Discuss the definition And ramifications of sexual misconduct (harassment, consent, etc.)


12



Ask your emotions “why” three times.


14, 16, 21



Physical contact between two people is only fun / appropriate / legal / healthy if both people are into it. If one party objects, demurs or even acts less-than-interested, that’s the ballgame. Stop physical contact immediately. Be kind and respectful at all times.


15, 18



We’re all just so delicate. It’s just our nature. Treat others (and yourself) accordingly. Even/ especially the ones that seem to be tough as nails or sharp as wire. Try not to lose sight of that.


13, 16, 20



Get really clear about what you want so that you’ll be able to recognize it when it’s here. Get really clear on the kind of relationship you want so that you can realize when it’s not with the person you’re seeing.


17, 21



I hope you never abandon yourself to be loved or accepted by someone else. They’re not getting the real you and you’re missing out on the experience of being loved and accepted just as you are.


16,21



Ask the question “What are you doing when you feel most like yourself?”


16



Ask yourself "What kind of man do I want to be?"


14-21



Writing is thinking.


14, 17. 21



Great message about not letting people hurt you just because they have painful scars. Their scars aren’t yours to heal, and you deserve to be treated well. Very well. https://vm.tiktok.com/TTPd2beHxu/


15, 21



No bragging. Don’t toot your own horn.


11, 15, 21



Never any point in arguing with drunks or fools.


17



“Tell me something you want to be when you grow up.”


5, 8



ABC's of video game addiction: Autonomy, Belonging, Control.

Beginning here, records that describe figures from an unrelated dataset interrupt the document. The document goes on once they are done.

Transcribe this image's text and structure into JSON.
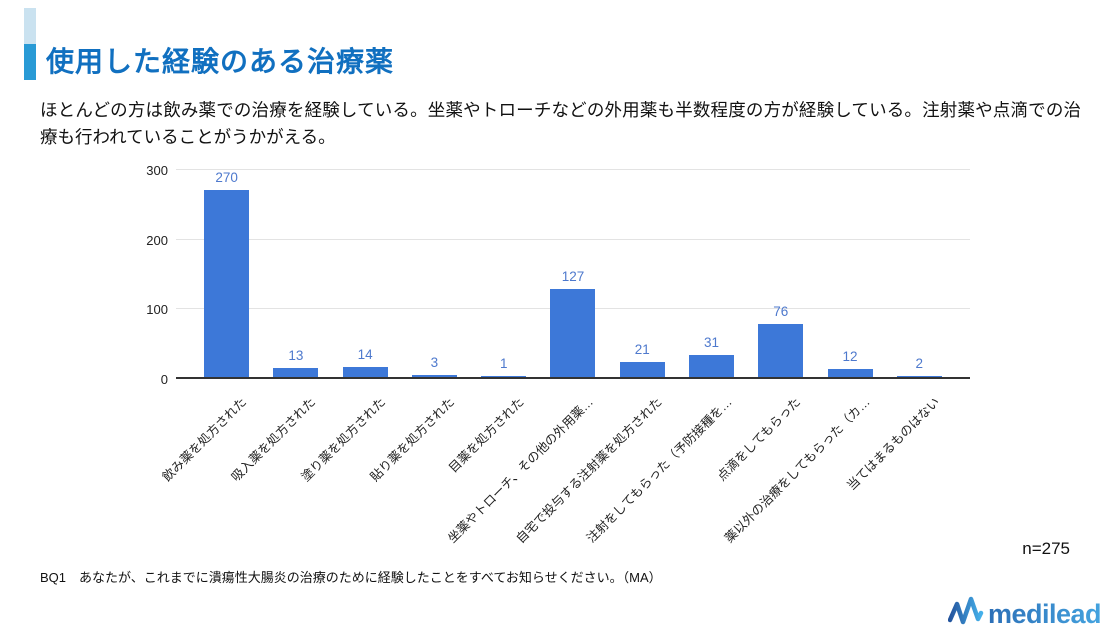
{
  "slide": {
    "title": "使用した経験のある治療薬",
    "summary": "ほとんどの方は飲み薬での治療を経験している。坐薬やトローチなどの外用薬も半数程度の方が経験している。注射薬や点滴での治療も行われていることがうかがえる。",
    "sample_size": "n=275",
    "footnote": "BQ1　あなたが、これまでに潰瘍性大腸炎の治療のために経験したことをすべてお知らせください。（MA）",
    "logo_text": "medilead"
  },
  "colors": {
    "title": "#1170C0",
    "accent_light": "#CAE2F0",
    "accent_dark": "#299AD5",
    "bar": "#3D78D8",
    "value_label": "#4E79CD",
    "gridline": "#E3E3E3",
    "baseline": "#333333",
    "axis_text": "#222222",
    "logo_blue_dark": "#2C6FB7",
    "logo_blue_light": "#44A3DF"
  },
  "chart_data": {
    "type": "bar",
    "title": "",
    "xlabel": "",
    "ylabel": "",
    "categories": [
      "飲み薬を処方された",
      "吸入薬を処方された",
      "塗り薬を処方された",
      "貼り薬を処方された",
      "目薬を処方された",
      "坐薬やトローチ、その他の外用薬…",
      "自宅で投与する注射薬を処方された",
      "注射をしてもらった（予防接種を…",
      "点滴をしてもらった",
      "薬以外の治療をしてもらった（カ…",
      "当てはまるものはない"
    ],
    "values": [
      270,
      13,
      14,
      3,
      1,
      127,
      21,
      31,
      76,
      12,
      2
    ],
    "ylim": [
      0,
      300
    ],
    "yticks": [
      0,
      100,
      200,
      300
    ],
    "grid": true,
    "legend": "none",
    "annotations": "value above each bar",
    "x_tick_rotation_deg": -45
  }
}
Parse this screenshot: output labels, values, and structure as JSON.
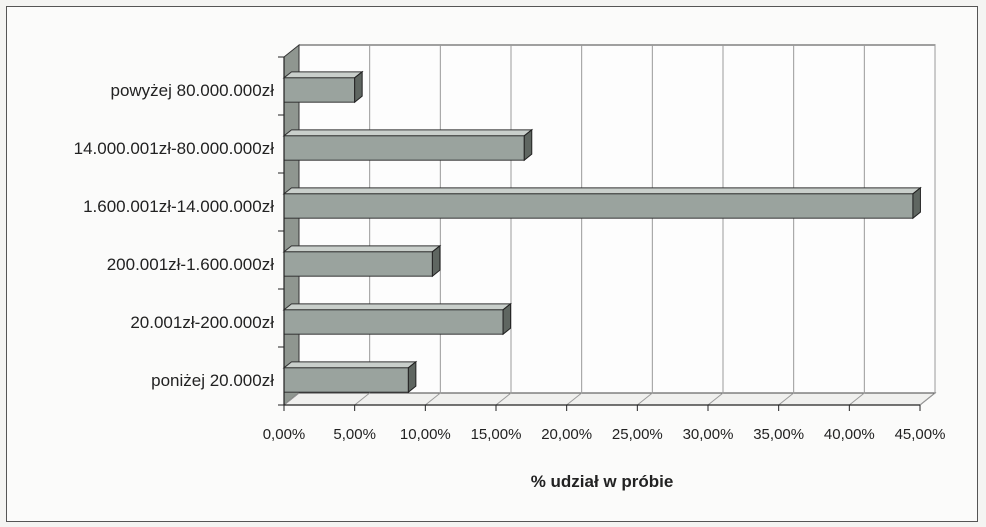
{
  "chart_data": {
    "type": "bar",
    "orientation": "horizontal",
    "categories": [
      "powyżej 80.000.000zł",
      "14.000.001zł-80.000.000zł",
      "1.600.001zł-14.000.000zł",
      "200.001zł-1.600.000zł",
      "20.001zł-200.000zł",
      "poniżej 20.000zł"
    ],
    "values": [
      5.0,
      17.0,
      44.5,
      10.5,
      15.5,
      8.8
    ],
    "xlabel": "% udział w próbie",
    "ylabel": "",
    "xlim": [
      0,
      45
    ],
    "x_ticks": [
      0,
      5,
      10,
      15,
      20,
      25,
      30,
      35,
      40,
      45
    ],
    "x_tick_labels": [
      "0,00%",
      "5,00%",
      "10,00%",
      "15,00%",
      "20,00%",
      "25,00%",
      "30,00%",
      "35,00%",
      "40,00%",
      "45,00%"
    ],
    "grid": true,
    "style": "3d",
    "bar_color": "#9aa39e"
  }
}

Try to find ways to developing these things in areas outside of gaming. Games are great, but not at the expense of everything else.


1Infant-13



Check out Harmonia School on Mill St Music Art Theatre


6



One of the most difficult things in life will be to embrace difficult and unfamiliar ways in order to grow or heal. But doing so is the only way we can grow or heal. You can do hard things. Breathe deep and take it by moment if you have to.


18, 21



Speak up when it’s called for: Fight injustice, stand up for others, etc. but shut the F up if you’re thinking about offering an unsolicited opinion or advice about anything you’re not personally an expert in.